|Jan 11, 2007, 10:38 PM|
Learning to Fly: EasyStar
This is the first branch of a larger project I started over in the Beginner forum. Over there I sort of ran through my thought process on selecting a plane that would be forgiving of my inexperience.
At some point in December, Aeropal had posted a link showing that EasyStar RTFs were going for ~$150 at Tower Hobbies. That looked like a good deal, and within a week, my early Christmas present to myself arrived.

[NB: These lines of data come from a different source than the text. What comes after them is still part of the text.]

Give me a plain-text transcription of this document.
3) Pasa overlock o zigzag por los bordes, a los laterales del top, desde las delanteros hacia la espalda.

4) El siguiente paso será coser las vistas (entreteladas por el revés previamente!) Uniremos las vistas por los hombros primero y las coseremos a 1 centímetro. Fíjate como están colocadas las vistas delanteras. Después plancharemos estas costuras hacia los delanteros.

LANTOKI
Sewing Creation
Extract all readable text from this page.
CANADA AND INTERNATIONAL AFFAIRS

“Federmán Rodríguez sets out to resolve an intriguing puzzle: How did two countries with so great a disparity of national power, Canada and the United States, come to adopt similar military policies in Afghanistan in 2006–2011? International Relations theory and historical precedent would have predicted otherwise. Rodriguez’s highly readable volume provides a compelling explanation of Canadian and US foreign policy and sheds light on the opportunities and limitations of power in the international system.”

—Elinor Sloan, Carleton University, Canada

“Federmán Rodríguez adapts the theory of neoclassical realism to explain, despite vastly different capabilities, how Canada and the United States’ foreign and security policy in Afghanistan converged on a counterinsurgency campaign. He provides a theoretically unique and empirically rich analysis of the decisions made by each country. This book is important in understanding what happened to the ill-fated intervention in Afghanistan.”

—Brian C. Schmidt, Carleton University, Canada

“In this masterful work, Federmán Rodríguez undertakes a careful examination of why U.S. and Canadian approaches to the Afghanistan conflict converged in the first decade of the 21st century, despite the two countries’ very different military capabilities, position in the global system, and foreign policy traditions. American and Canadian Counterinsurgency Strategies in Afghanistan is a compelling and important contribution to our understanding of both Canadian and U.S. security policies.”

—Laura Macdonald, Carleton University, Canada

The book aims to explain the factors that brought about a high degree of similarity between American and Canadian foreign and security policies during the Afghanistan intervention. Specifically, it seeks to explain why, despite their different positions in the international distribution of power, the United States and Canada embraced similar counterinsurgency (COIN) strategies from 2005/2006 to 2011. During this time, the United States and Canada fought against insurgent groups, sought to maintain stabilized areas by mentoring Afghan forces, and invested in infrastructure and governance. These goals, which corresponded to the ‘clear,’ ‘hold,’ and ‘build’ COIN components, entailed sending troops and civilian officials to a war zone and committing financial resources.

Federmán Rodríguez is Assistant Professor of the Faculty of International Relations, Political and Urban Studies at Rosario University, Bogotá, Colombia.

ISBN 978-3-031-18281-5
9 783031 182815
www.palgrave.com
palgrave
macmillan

Now, perhaps my commentary on the EasyStar belongs in the "Megathread," but the Megathread is a happy place, and I have a few things to get off my chest first so I'd rather not spoil the mood in there. I doubt Tower is the culprit as my issues probably are with the manufacturer and not the distributor, but at any rate, let me have my little rant. If you don't want to read it, then move on. I'll let you all know when its over. Things will get happier I promise.
First, the instructions. My guess is that a key constituent of the RTF market is the "absolute beginner" who may know little about the intricacies of model airplane building--so as someone who used to write lab procedures, I was particularly offended by this document.
"3. Adjusting the servo linkages
Set the servos and control surfaces to "neutral" (centre), then tighten the screws in the pushrod connectors to secure the wire pushrods."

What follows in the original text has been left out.